Tuesday, February 26, 2019

Meet the 2019 Yankees: Jacoby Ellsbury



Did I just save the best for last, or was the information harder to come by because no one has actually seen Jacoby Ellsbury on a baseball diamond in what feels like two-or-three years? You decide, I am just here to make the formal introductions. Jacoby Ellsbury everyone, in all of his glory.

Jacoby Ellsbury, 35-years old, is a center fielder in the New York Yankees organization. Ellsbury, 6’1” and 195 lbs., is a left-handed hitting and throwing outfielder and leadoff hitter, when he is on the field. Injuries have hampered much of his contract with the Yankees that runs through the 2020 season with a team option for the 2021 season. Ellsbury has the uppercut swing, speed, and defense to do well with the New York Yankees, especially inside Yankee Stadium, but his inability to stay healthy has left a bad taste in the mouths of many Yankees fans around the Yankee Universe.


Jacoby McCabe Ellsbury was born on September 11, 1983 in Madras, Oregon where he attended Madras High School. While at the school, Ellsbury lettered in five sports including baseball, basketball and football. Ellsbury was drafted by the Tampa Bay Devil Rays in the 23rd round of the 2002 MLB First Year Players Draft, but ultimately decided to head to Oregon State University to continue his amateur baseball career. After three years at Oregon State, Ellsbury was drafted by the Boston Red Sox in the first round, 23rd overall, of the 2005 MLB Draft.

Ellsbury did not spend long in the Red Sox minor league system, making his professional debut in July of 2015, and making the big-league club by June 30, 2007, replacing an injured Coco Crisp. Ellsbury was up and down for the Red Sox throughout the 2007 season but made his mark late in the season and into the playoffs, leading the Red Sox to a World Series championship. Ellsbury was on the Red Sox Opening Day roster in 2008 and never looked back, thus becoming a regular for the Red Sox in center field and at the top of the Boston lineup. Ellsbury remained an integral part of the team in center field until the 2010 season when he was bumped to left field after the team acquired Mike Cameron off the free agent market. Ellsbury would undergo many ups-and-downs and many injuries throughout his tenure with Boston but would win two World Series with the club including the 2013 season, the final year before he hit free agency.

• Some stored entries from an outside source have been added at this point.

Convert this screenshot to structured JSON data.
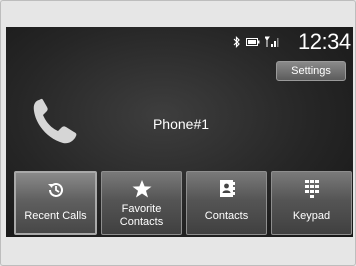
{
  "status_bar": {
    "time": "12:34",
    "icons": [
      "bluetooth-icon",
      "battery-icon",
      "signal-icon"
    ]
  },
  "header": {
    "settings_label": "Settings"
  },
  "main": {
    "phone_name": "Phone#1",
    "phone_icon": "phone-handset-icon"
  },
  "softkeys": [
    {
      "label": "Recent Calls",
      "icon": "recent-calls-icon",
      "selected": true
    },
    {
      "label": "Favorite\nContacts",
      "icon": "star-icon",
      "selected": false
    },
    {
      "label": "Contacts",
      "icon": "address-book-icon",
      "selected": false
    },
    {
      "label": "Keypad",
      "icon": "keypad-icon",
      "selected": false
    }
  ],
  "colors": {
    "screen_bg": "#262626",
    "button_bg": "#555555",
    "text": "#ffffff",
    "bezel": "#e6e6e6"
  }
}
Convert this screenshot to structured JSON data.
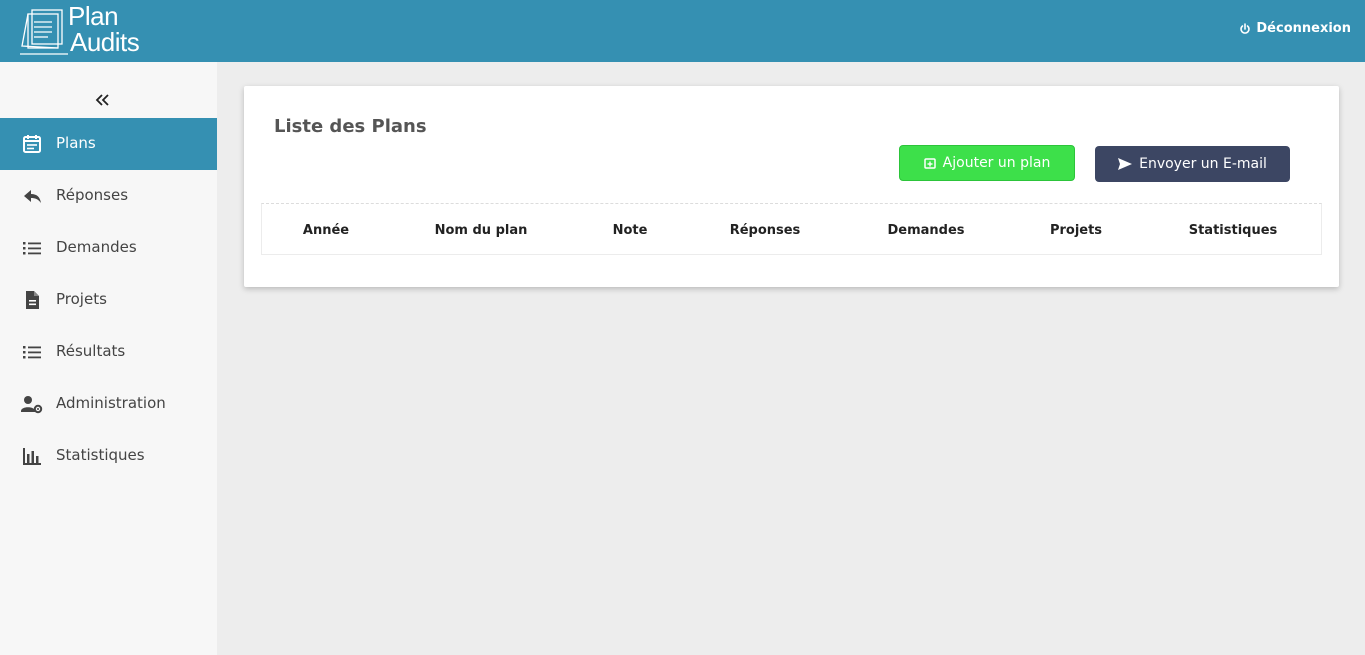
{
  "header": {
    "logo_line1": "Plan",
    "logo_line2": "Audits",
    "logout_label": "Déconnexion",
    "logout_icon": "power-icon",
    "color": "#3590b2"
  },
  "sidebar": {
    "collapse_icon": "double-chevron-left-icon",
    "items": [
      {
        "label": "Plans",
        "icon": "calendar-icon",
        "active": true
      },
      {
        "label": "Réponses",
        "icon": "reply-icon",
        "active": false
      },
      {
        "label": "Demandes",
        "icon": "list-icon",
        "active": false
      },
      {
        "label": "Projets",
        "icon": "document-icon",
        "active": false
      },
      {
        "label": "Résultats",
        "icon": "list-icon",
        "active": false
      },
      {
        "label": "Administration",
        "icon": "user-settings-icon",
        "active": false
      },
      {
        "label": "Statistiques",
        "icon": "bar-chart-icon",
        "active": false
      }
    ]
  },
  "main": {
    "title": "Liste des Plans",
    "add_button": "Ajouter un plan",
    "email_button": "Envoyer un E-mail",
    "add_color": "#3de04a",
    "email_color": "#3c4663",
    "columns": [
      "Année",
      "Nom du plan",
      "Note",
      "Réponses",
      "Demandes",
      "Projets",
      "Statistiques"
    ]
  }
}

In the winter before the 2014 season the New York Yankees signed Ellsbury to a seven-year deal worth $153 million including an option year for an eighth season that would bring the deal to $169 million. Ellsbury had a decent first season in the Bronx batting .271 with 16 home runs and 39 stolen bases in 149 games, but the 2015 season the injury bug crept back into Ellsbury’s career. Ellsbury missed nearly two months with a sprained knee in 2015 and did not start the 2015 American League Wild Card Game for the Yankees against the Houston Astros.

The 2016 season was the season of catcher’s interference for Ellsbury and the Yankees. Ellsbury played in 148 games in 2016 and compiled 12 catcher’s interference calls, breaking the record previously held by Roberto Kelly in a single-season. Ellsbury would set the career mark for catcher’s interference calls in 2017 with his 30th, passing Pete Rose, but would ultimately lose his starting center field job to Aaron Hicks after another set of injuries derailed his season. Ellsbury would miss the entire 2018 season due to injuries and will likely begin the 2019 season on the injured list as well.


Ellsbury is an enrolled member of the Colorado ricer Indian Tribes. Ellsbury’s mother, Margie Ellsbury, is full-blooded Navajo, while his father, Jim, is of English and German descent. Ellsbury is the first Native American of Navajo descent to reach the major leagues. Now, the only thing that’s left is for Ellsbury is to bounce back healthy in 2019 and lead the team to a World Series championship as the first ever Navajo Native American to win a World Series in the Bronx. Make it happen.